Correspondance
Universal health coverage is currently the aspiration of many countries worldwide. We commend Michael Reich and colleagues for analysing lessons learned from different country experiences, but we believe there is a crucial element neglected within the ongoing universal health coverage debate.
Health-care system development requires more than financing and human resource considerations. Although essential, these components must be integrated into an overall framework for organising and delivering care that best meets population needs. Primary health care provides such a framework, builds the backbone of an effective health-care system, and can improve health, reduce growth in costs, and lower inequality. Strong orientation towards primary health care and its core principles (often outlined as first contact, continuous, comprehensive, and coordinated care) is shown to be stable over time and was often incorporated in the early days of many health-care systems that have a strong primary health-care orientation today. This observed stability makes the lack of focus on primary health care within the current universal health coverage debate an urgent issue.

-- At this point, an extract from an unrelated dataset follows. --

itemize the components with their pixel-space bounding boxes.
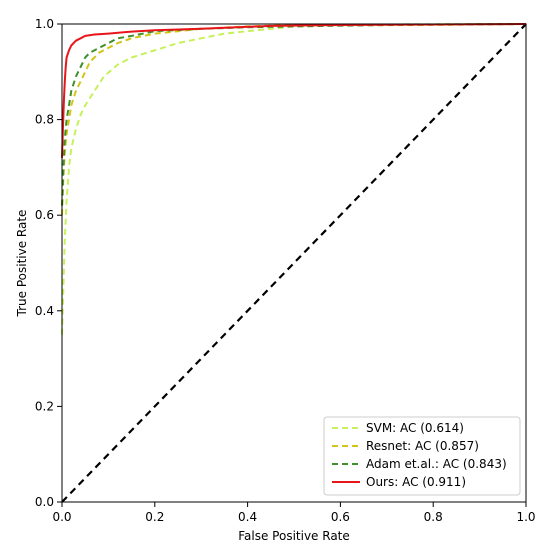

This is where universal health coverage should be reconnected with primary health care. To aim for universal health coverage and better population health should not remain a laudable intention. People living in countries presently moving towards universal health coverage—irrespective of their income level—should not suffer for decades because of an avoidable failure to secure a strong primary health-care orientation from the very beginning. We believe that the time to move the universal health coverage debate towards primary health care is now.